The HERO Act

Employment Law

On May 5, 2021, Governor Cuomo officially signed the New York Health and Essential Rights Act (HERO Act) into law. The HERO Act effectively imposes significant obligations on covered employers to provide and maintain a safe workplace in the face of the ongoing COVID-19 pandemic, and for future airborne infectious disease outbreaks. The HERO Act amends the New York Labor Law by adding two new sections: (1) Section 218-b, which governs development and adoption of an airborne infectious disease prevention policy; and (2) Section 27-D, that requires employers to permit the creation of workplace safety committees. Both sections only apply to private sector employers. However, Section 27-D specifically only applies to private employers with at least 10 employees.

Under the law as presented to the governor, the Department of Labor (DOL) is required to develop and promulgate minimum standards for covered businesses to follow to minimize spread of airborne, infectious disease in the workplace. The DOL will issue model prevention plans for employers to adopt based on their industry. As an alternative, employers may develop their own prevention plan, but must be careful to comply with the requirements for adopting their own prevention plan as specifically provided by the law. Section 218-b goes into effect on June 4, 2021.

The current version of the legislation appears to suggest that covered businesses must adopt an airborne infectious disease prevention plan that meets or exceeds the minimum standards by June 4, 2021. Most employers will also be required to post and provide notice of the adopted prevention plan by June 4, 2021 as well. We anticipate that the DOL will develop and post industry-specific model prevention plans prior to the effective date so employers who choose to adopt the model prevention plan may do so in compliance with the law. Violations of this section could result in monetary civil penalties for failure to adopt a prevention policy as well as for violations of an adopted prevention policy or issued guidelines/standards. The law also creates private rights of action to employees under certain circumstances, for violations of the law.

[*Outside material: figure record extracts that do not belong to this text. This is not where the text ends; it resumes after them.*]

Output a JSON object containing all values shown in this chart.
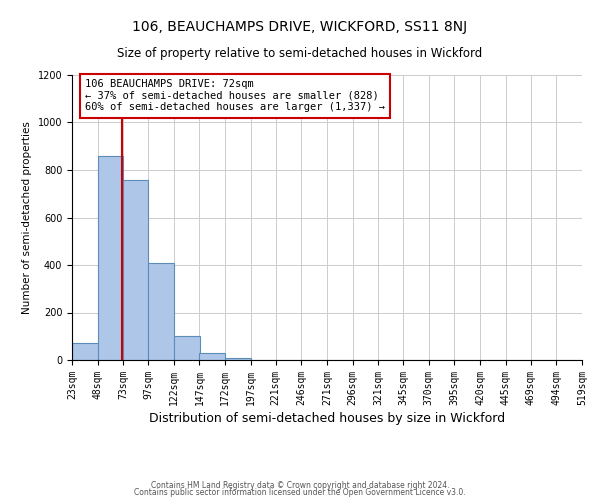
{
  "title": "106, BEAUCHAMPS DRIVE, WICKFORD, SS11 8NJ",
  "subtitle": "Size of property relative to semi-detached houses in Wickford",
  "xlabel": "Distribution of semi-detached houses by size in Wickford",
  "ylabel": "Number of semi-detached properties",
  "bin_edges": [
    23,
    48,
    73,
    97,
    122,
    147,
    172,
    197,
    221,
    246,
    271,
    296,
    321,
    345,
    370,
    395,
    420,
    445,
    469,
    494,
    519
  ],
  "bin_values": [
    70,
    860,
    760,
    410,
    100,
    28,
    8,
    0,
    0,
    0,
    0,
    0,
    0,
    0,
    0,
    0,
    0,
    0,
    0,
    0
  ],
  "bar_color": "#aec6e8",
  "bar_edge_color": "#5b8db8",
  "property_size": 72,
  "property_line_color": "#cc0000",
  "annotation_line1": "106 BEAUCHAMPS DRIVE: 72sqm",
  "annotation_line2": "← 37% of semi-detached houses are smaller (828)",
  "annotation_line3": "60% of semi-detached houses are larger (1,337) →",
  "annotation_box_color": "#ffffff",
  "annotation_box_edge_color": "#cc0000",
  "ylim": [
    0,
    1200
  ],
  "yticks": [
    0,
    200,
    400,
    600,
    800,
    1000,
    1200
  ],
  "tick_labels": [
    "23sqm",
    "48sqm",
    "73sqm",
    "97sqm",
    "122sqm",
    "147sqm",
    "172sqm",
    "197sqm",
    "221sqm",
    "246sqm",
    "271sqm",
    "296sqm",
    "321sqm",
    "345sqm",
    "370sqm",
    "395sqm",
    "420sqm",
    "445sqm",
    "469sqm",
    "494sqm",
    "519sqm"
  ],
  "footer_line1": "Contains HM Land Registry data © Crown copyright and database right 2024.",
  "footer_line2": "Contains public sector information licensed under the Open Government Licence v3.0.",
  "bg_color": "#ffffff",
  "grid_color": "#cccccc",
  "title_fontsize": 10,
  "subtitle_fontsize": 8.5,
  "xlabel_fontsize": 9,
  "ylabel_fontsize": 7.5,
  "tick_fontsize": 7,
  "annotation_fontsize": 7.5,
  "footer_fontsize": 5.5
}
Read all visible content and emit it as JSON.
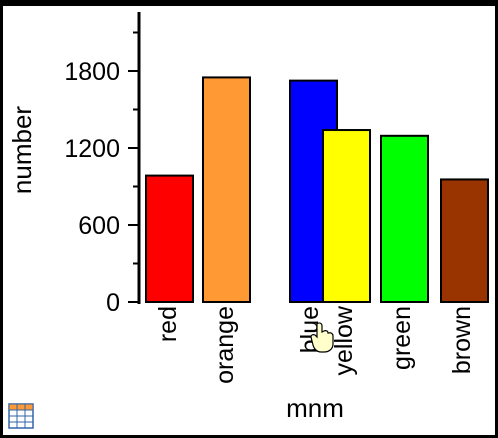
{
  "chart_data": {
    "type": "bar",
    "categories": [
      "red",
      "orange",
      "blue",
      "yellow",
      "green",
      "brown"
    ],
    "values": [
      985,
      1750,
      1725,
      1340,
      1295,
      955
    ],
    "colors": [
      "#ff0000",
      "#ff9933",
      "#0000ff",
      "#ffff00",
      "#00ff00",
      "#993300"
    ],
    "xlabel": "mnm",
    "ylabel": "number",
    "yticks": [
      0,
      600,
      1200,
      1800
    ],
    "ytick_labels": [
      "0",
      "600",
      "1200",
      "1800"
    ],
    "ylim": [
      0,
      2250
    ],
    "grid": false,
    "legend": "none"
  },
  "icons": {
    "cursor": "hand-cursor-icon",
    "table": "table-icon"
  }
}
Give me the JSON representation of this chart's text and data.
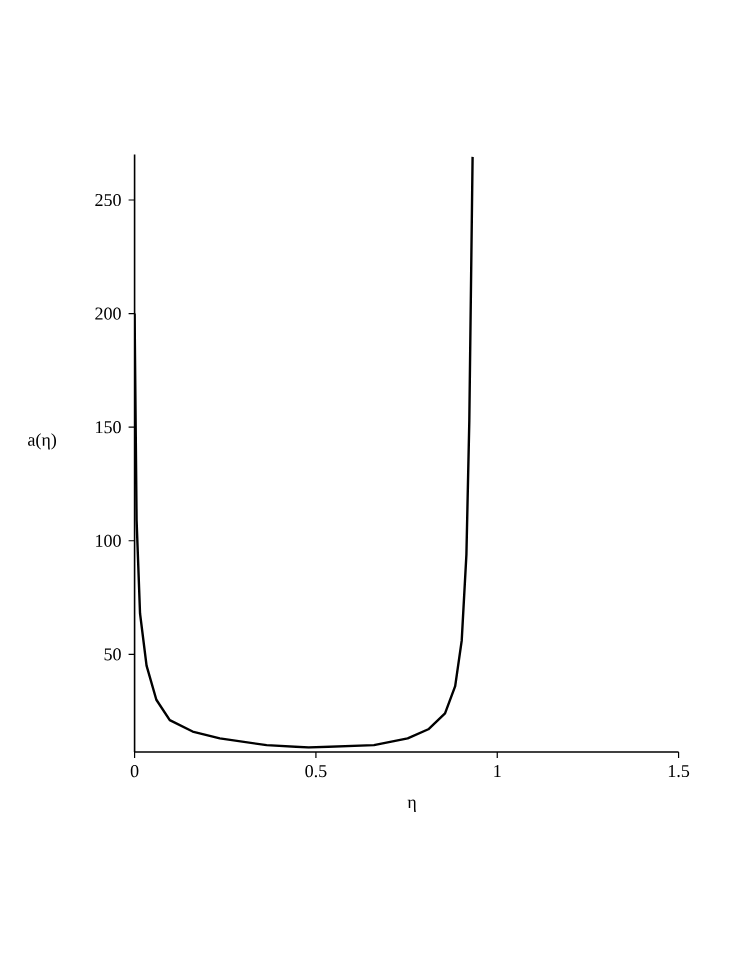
{
  "chart_data": {
    "type": "line",
    "xlabel": "η",
    "ylabel": "a(η)",
    "x": [
      0,
      0.0055,
      0.015,
      0.033,
      0.06,
      0.097,
      0.16,
      0.235,
      0.364,
      0.48,
      0.66,
      0.753,
      0.81,
      0.856,
      0.884,
      0.902,
      0.915,
      0.923,
      0.932
    ],
    "series": [
      {
        "color": "#000000",
        "values": [
          200,
          109,
          68,
          45,
          30,
          21,
          16,
          13,
          10,
          9,
          10,
          13,
          17,
          24,
          36,
          56,
          94,
          153,
          269
        ]
      }
    ],
    "xlim": [
      0,
      1.5
    ],
    "ylim": [
      7,
      270
    ],
    "xticks": [
      0,
      0.5,
      1,
      1.5
    ],
    "yticks": [
      50,
      100,
      150,
      200,
      250
    ],
    "grid": false,
    "marker": "none",
    "line_style": "solid"
  }
}
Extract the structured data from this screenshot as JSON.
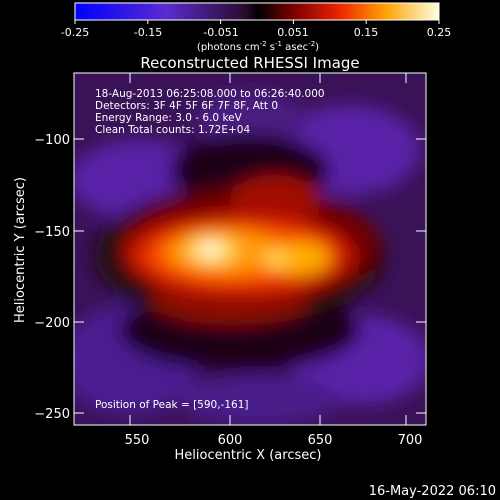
{
  "colorbar": {
    "ticks": [
      "-0.25",
      "-0.15",
      "-0.051",
      "0.051",
      "0.15",
      "0.25"
    ],
    "unit_main": "(photons cm",
    "unit_exp1": "-2",
    "unit_s": " s",
    "unit_exp2": "-1",
    "unit_asec": " asec",
    "unit_exp3": "-2",
    "unit_close": ")",
    "range": [
      -0.25,
      0.25
    ]
  },
  "title": "Reconstructed RHESSI Image",
  "info": {
    "line1": "18-Aug-2013 06:25:08.000 to 06:26:40.000",
    "line2": "Detectors: 3F 4F 5F 6F 7F 8F, Att 0",
    "line3": "Energy Range: 3.0 - 6.0 keV",
    "line4": "Clean     Total counts: 1.72E+04"
  },
  "peak": "Position of Peak = [590,-161]",
  "axes": {
    "xlabel": "Heliocentric X (arcsec)",
    "ylabel": "Heliocentric Y (arcsec)",
    "xticks": [
      "550",
      "600",
      "650",
      "700"
    ],
    "yticks": [
      "−100",
      "−150",
      "−200",
      "−250"
    ],
    "xlim": [
      515,
      710
    ],
    "ylim": [
      -265,
      -70
    ]
  },
  "timestamp": "16-May-2022 06:10"
}
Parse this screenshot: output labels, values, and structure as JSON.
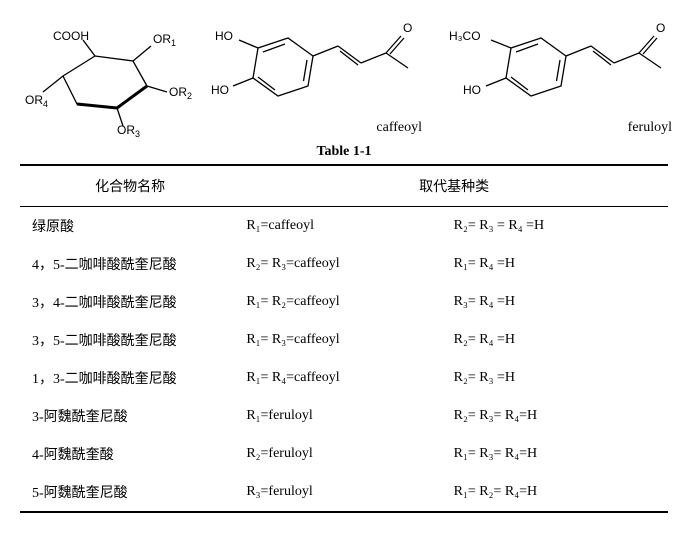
{
  "structures": {
    "quinic": {
      "labels": {
        "cooh": "COOH",
        "or1": "OR",
        "or2": "OR",
        "or3": "OR",
        "or4": "OR",
        "s1": "1",
        "s2": "2",
        "s3": "3",
        "s4": "4"
      }
    },
    "caffeoyl": {
      "name": "caffeoyl",
      "labels": {
        "ho1": "HO",
        "ho2": "HO",
        "o": "O"
      }
    },
    "feruloyl": {
      "name": "feruloyl",
      "labels": {
        "meo": "H₃CO",
        "ho": "HO",
        "o": "O"
      }
    }
  },
  "table": {
    "caption": "Table 1-1",
    "headers": {
      "name": "化合物名称",
      "subst": "取代基种类"
    },
    "rows": [
      {
        "name": "绿原酸",
        "sub1": "R₁=caffeoyl",
        "sub2": "R₂= R₃ = R₄ =H"
      },
      {
        "name": "4，5-二咖啡酸酰奎尼酸",
        "sub1": "R₂= R₃=caffeoyl",
        "sub2": "R₁= R₄ =H"
      },
      {
        "name": "3，4-二咖啡酸酰奎尼酸",
        "sub1": "R₁= R₂=caffeoyl",
        "sub2": "R₃= R₄ =H"
      },
      {
        "name": "3，5-二咖啡酸酰奎尼酸",
        "sub1": "R₁= R₃=caffeoyl",
        "sub2": "R₂= R₄ =H"
      },
      {
        "name": "1，3-二咖啡酸酰奎尼酸",
        "sub1": "R₁= R₄=caffeoyl",
        "sub2": "R₂= R₃ =H"
      },
      {
        "name": "3-阿魏酰奎尼酸",
        "sub1": "R₁=feruloyl",
        "sub2": "R₂= R₃= R₄=H"
      },
      {
        "name": "4-阿魏酰奎酸",
        "sub1": "R₂=feruloyl",
        "sub2": "R₁= R₃= R₄=H"
      },
      {
        "name": "5-阿魏酰奎尼酸",
        "sub1": "R₃=feruloyl",
        "sub2": "R₁= R₂= R₄=H"
      }
    ]
  },
  "style": {
    "stroke": "#000000",
    "stroke_width": 1.3,
    "font_size_struct": 12,
    "font_family_struct": "Arial, sans-serif"
  }
}
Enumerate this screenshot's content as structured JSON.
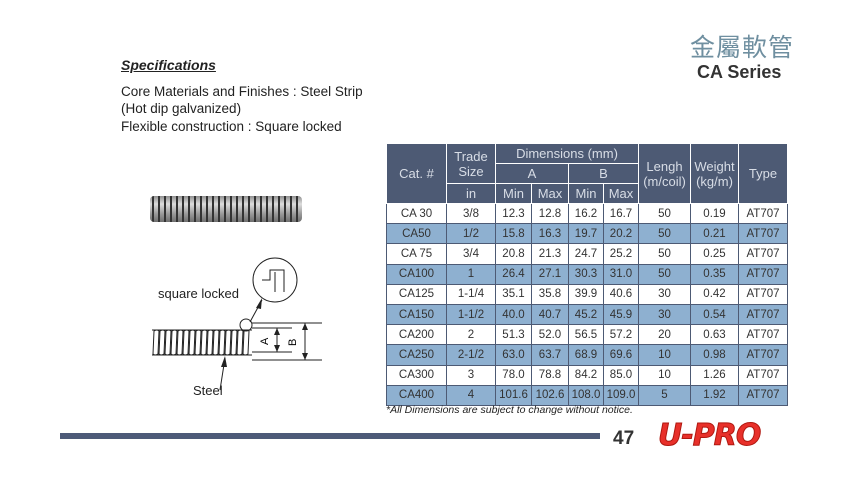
{
  "header": {
    "chinese_title": "金屬軟管",
    "series": "CA Series"
  },
  "specs": {
    "title": "Specifications",
    "lines": [
      "Core Materials and Finishes : Steel Strip",
      "(Hot dip galvanized)",
      "Flexible construction : Square locked"
    ]
  },
  "diagram": {
    "square_locked": "square locked",
    "steel": "Steel",
    "a": "A",
    "b": "B"
  },
  "table": {
    "h_cat": "Cat. #",
    "h_trade": "Trade Size",
    "h_trade_unit": "in",
    "h_dim": "Dimensions (mm)",
    "h_a": "A",
    "h_b": "B",
    "h_min": "Min",
    "h_max": "Max",
    "h_length": "Lengh (m/coil)",
    "h_weight": "Weight (kg/m)",
    "h_type": "Type",
    "rows": [
      [
        "CA 30",
        "3/8",
        "12.3",
        "12.8",
        "16.2",
        "16.7",
        "50",
        "0.19",
        "AT707"
      ],
      [
        "CA50",
        "1/2",
        "15.8",
        "16.3",
        "19.7",
        "20.2",
        "50",
        "0.21",
        "AT707"
      ],
      [
        "CA 75",
        "3/4",
        "20.8",
        "21.3",
        "24.7",
        "25.2",
        "50",
        "0.25",
        "AT707"
      ],
      [
        "CA100",
        "1",
        "26.4",
        "27.1",
        "30.3",
        "31.0",
        "50",
        "0.35",
        "AT707"
      ],
      [
        "CA125",
        "1-1/4",
        "35.1",
        "35.8",
        "39.9",
        "40.6",
        "30",
        "0.42",
        "AT707"
      ],
      [
        "CA150",
        "1-1/2",
        "40.0",
        "40.7",
        "45.2",
        "45.9",
        "30",
        "0.54",
        "AT707"
      ],
      [
        "CA200",
        "2",
        "51.3",
        "52.0",
        "56.5",
        "57.2",
        "20",
        "0.63",
        "AT707"
      ],
      [
        "CA250",
        "2-1/2",
        "63.0",
        "63.7",
        "68.9",
        "69.6",
        "10",
        "0.98",
        "AT707"
      ],
      [
        "CA300",
        "3",
        "78.0",
        "78.8",
        "84.2",
        "85.0",
        "10",
        "1.26",
        "AT707"
      ],
      [
        "CA400",
        "4",
        "101.6",
        "102.6",
        "108.0",
        "109.0",
        "5",
        "1.92",
        "AT707"
      ]
    ],
    "note": "*All Dimensions are subject to change without notice."
  },
  "footer": {
    "page": "47",
    "logo": "U-PRO"
  },
  "colors": {
    "header_bg": "#4d5a74",
    "row_blue": "#8eb0d0",
    "logo": "#e8302a"
  }
}
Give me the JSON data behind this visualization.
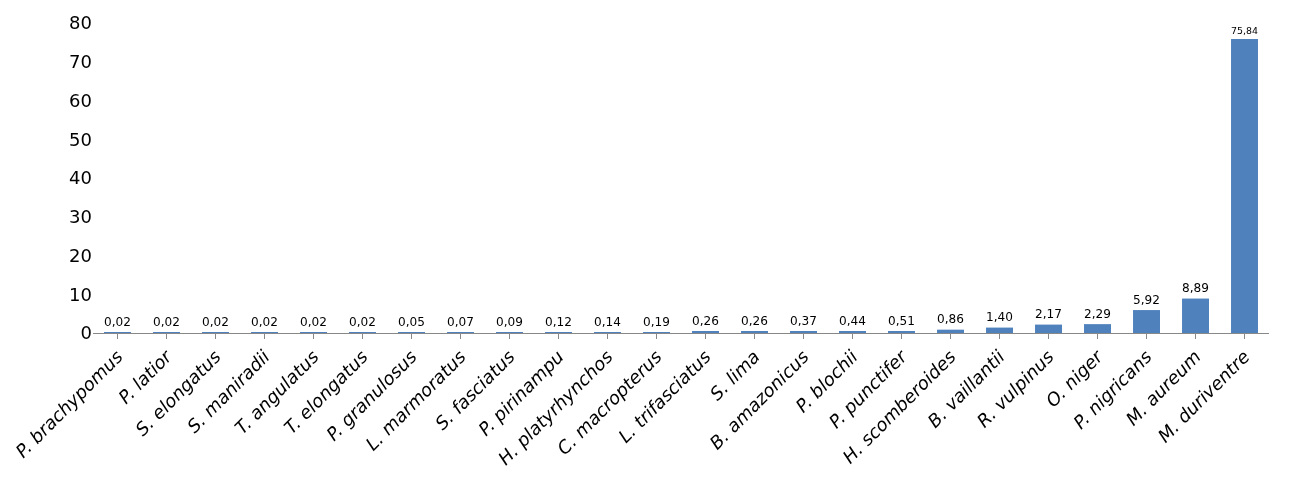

In a memo approving the bill, Gov. Cuomo stated that technical changes will be made to the HERO Act before it is finalized, however, those specific changes are not yet available. Per the governor’s memo, the changes generally include additional guidance to the DOL with respect to development and implementation of the workplace standards, including a clear timeline, and incorporation of an immediate requirement that employers cure violations in an effort to both protect the safety of workers and limit litigation to the private rights of action created by the law.
Section 27-D provides protections for employees who seek to form a workplace safety committee. In addition, the law also sets certain standards and requirements for such committees, and authorizes committees to engage in certain activities without fear of reprisals. Section 27-D goes into effect on Nov. 1, 2021.

Lastly, both sections include anti-retaliation provisions for employees who exercise their rights or engage in other protected activities as provided under the respective sections.


In addition to civil fines, the HERO Act creates a private right of action for employees, who may bring a claim for injunctive relief against their employer for failing to comply with relevant health and safety standards. Courts may award up to $20,000 in liquidated damages and attorneys’ fees to a prevailing plaintiff under the Act, unless the employer “proves a good faith basis to believe that the established health and safety measures were in compliance with the applicable airborne infectious disease standard.” Retaliation against employees who report a plan violation or refuse to work if they reasonably believe that the workplace exposes them to health and safety risks is prohibited, and may give rise to a separate cause of action.